Compressed Delta Transfer

The comparison with rsync -z suggests another way of looking at the problem. We want to apply the rsync algorithm to the uncompressed data — which is what zsync's look-inside does — and then transfer the needed blocks compressed. While zsync with look-inside combined with gzip --best is effectively doing this, it is far from optimal - the code for decompressing from the middle of a compressed block is a workaround, not an optimal solution. For instance, zsync is often forced to transfer extra bytes at the start and end of blocks, and must often make a separate range request for the zlib block header, if that is some distance away from the needed compressed data.

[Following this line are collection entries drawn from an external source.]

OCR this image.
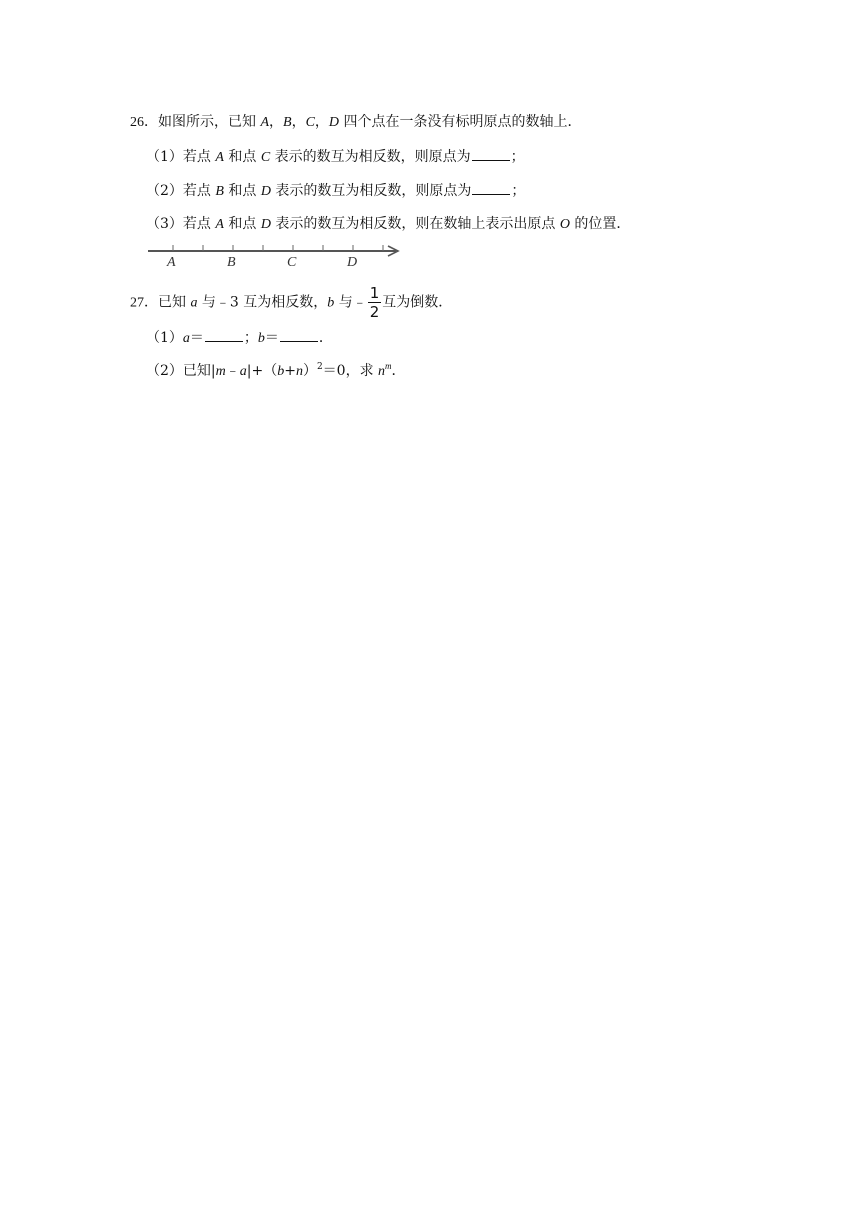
26．如图所示，已知 A，B，C，D 四个点在一条没有标明原点的数轴上．
（1）若点 A 和点 C 表示的数互为相反数，则原点为	；
（2）若点 B 和点 D 表示的数互为相反数，则原点为	；
（3）若点 A 和点 D 表示的数互为相反数，则在数轴上表示出原点 O 的位置．
A	B	C	D
27．已知 a 与﹣3 互为相反数，b 与﹣ $\frac{1}{2}$ 互为倒数．
（1）a＝	；b＝	．
（2）已知$|m﹣a|+(b+n)^2=0$，求 $n^m$．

This suggests that we should try compressing blocks individually. One approach to this would be to use on-the-fly compression of the needed data by the server (effectively what rsync does), by using a web server module like mod_gzip ([ModGzip]) or mod_deflate ([ModDeflate]). But this would be against zsync's main aim, to avoid server load; in any case, on-the-fly content compression with these modules is not that widely deployed, and servers might choose not to enable it for partial file transfers. So relying on this to improve zsync's transfer efficiency would not benefit many users.

So ideally blocks should be individually compressed and stored on the server in advance. Compressing blocks separately is a special requirement which gzip is not designed to meet, so to do this zsync will need to do the compresion itself. It is still possible for the result to be a gzip file though: it could be a gzip file which happens to have a new zlib block for each zsync block in the file.

So it is sufficient to compress a file 1024 bytes (or whatever the blocksize is) at a time, telling zlib to start a new block after each input block, and then apply zsync's look-inside method. With this optimised gzip file, zsync should never need to request data from other blocks than the ones it is downloading; the map of the .gz file will point it straight to the start of the compressed data for that block.

Note that this technique is totally unrelated to gzip --rsync.